We believe in creating nutrition programmes for the individual, however, if you’re looking for somewhere to start here are some general guidelines:
Eat and drink for health
- Health is the number one underpinning focus of any good nutrition programme. Without good health, none of the rest matters.
- The main stays of your diet should be fresh, naturally occurring, nutrient dense, high quality, non-processed, single ingredient whole foods. Thinking about where it comes from can help; does it fly, walk, swim, or grow? Examples include meat, fish, chicken, fruit, vegetables and whole grains. Another good rule of thumb is if it has a cartoon character either on the packet or advertising it, then there is probably a better food choice!

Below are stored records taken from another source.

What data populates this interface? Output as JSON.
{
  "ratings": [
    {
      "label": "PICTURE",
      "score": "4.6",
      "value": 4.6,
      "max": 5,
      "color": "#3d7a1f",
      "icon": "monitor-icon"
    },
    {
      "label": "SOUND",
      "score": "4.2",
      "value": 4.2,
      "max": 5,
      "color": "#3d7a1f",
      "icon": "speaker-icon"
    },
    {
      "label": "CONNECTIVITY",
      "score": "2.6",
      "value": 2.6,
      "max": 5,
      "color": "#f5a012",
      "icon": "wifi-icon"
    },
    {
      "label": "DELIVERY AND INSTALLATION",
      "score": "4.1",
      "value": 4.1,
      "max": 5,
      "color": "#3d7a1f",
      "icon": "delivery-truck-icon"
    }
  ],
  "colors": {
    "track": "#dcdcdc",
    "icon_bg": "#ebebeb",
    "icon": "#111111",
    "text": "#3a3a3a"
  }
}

- That said, improving your nutrition doesn’t mean living like a monk! A sustainable programme, including foods you enjoy (in moderation), is not a problem; even if these foods don’t always fit into the above category.
- Eat an appropriate amount of calories for your needs. Too little and you will lose weight and this will hinder performance, too much and you can feel sluggish and gain unwanted weight.
- Consume a variety of foods. This will not only make your nutrition more enjoyable but also help ensure that you get a good intake of micro nutrients (vitamins, minerals, etc.).
- Consistently consume mixed meals with an appropriate balance of protein (e.g. lean red meat, chicken, fish, etc.), fat (e.g. oily fish, avocado, nuts, seeds, olive oil, etc.) and carbohydrates (vegetables, whole grains, and fruit). We are constantly bombarded by media and advertising with special diets (Food Avoidance Diets – FAD’s), sold on the basis that they will give us a dream physique or allow us to perform better. The truth is, both for health and as athletes, we require protein, fat and carbohydrates, as well as an adequate amount of fibre, to function and perform at our best. We need protein for growth and repair, carbohydrate primarily for energy and fat for vitamin transport, insulation, cell membrane and hormone production.
- Try to spread your meals out throughout the day and avoid binge eating. Find a pattern of eating that works for you. Eating between 3-5 meals a day usually suits most people.
- Stay well hydrated.
- With all that said, keep it simple, don’t over complicate/think it! Don’t stress too much about individual food choices. We advocate tracking your nutrition on an application such as MyFitnessPal. Be flexible and follow the 80/20 rule; if at least 80% of the time you are getting your nutrition spot on, then you can afford to have a little of what you fancy the other 20% of the time.
- Many of the above points are applicable to performance. Consistently eating the appropriate amount of calories and macro nutrients (protein, carbohydrates and fats), making good food choices and staying well hydrated are all key factors.
- Carbohydrate is the key energy-providing nutrient. Starting a game/training without enough fuel inside you will, without doubt, affect your performance!
- After training or a game, it’s important for footballers to optimise their recovery and refuel.
- Carbohydrates will help replenish energy (glycogen) stores.
- Protein will help repair tissue damage.
- Begin rehydrating.
- Alcohol straight after a game or training is probably not the best start to the recovery process. In fact, it is likely to have a significant negative impact on recovery by affecting hydration, hormones and muscle protein synthesis. Alcohol can also lead to making poor food choices, as well as overeating, and can leave you feeling unmotivated the next day, potentially having a knock on effect at training/match play.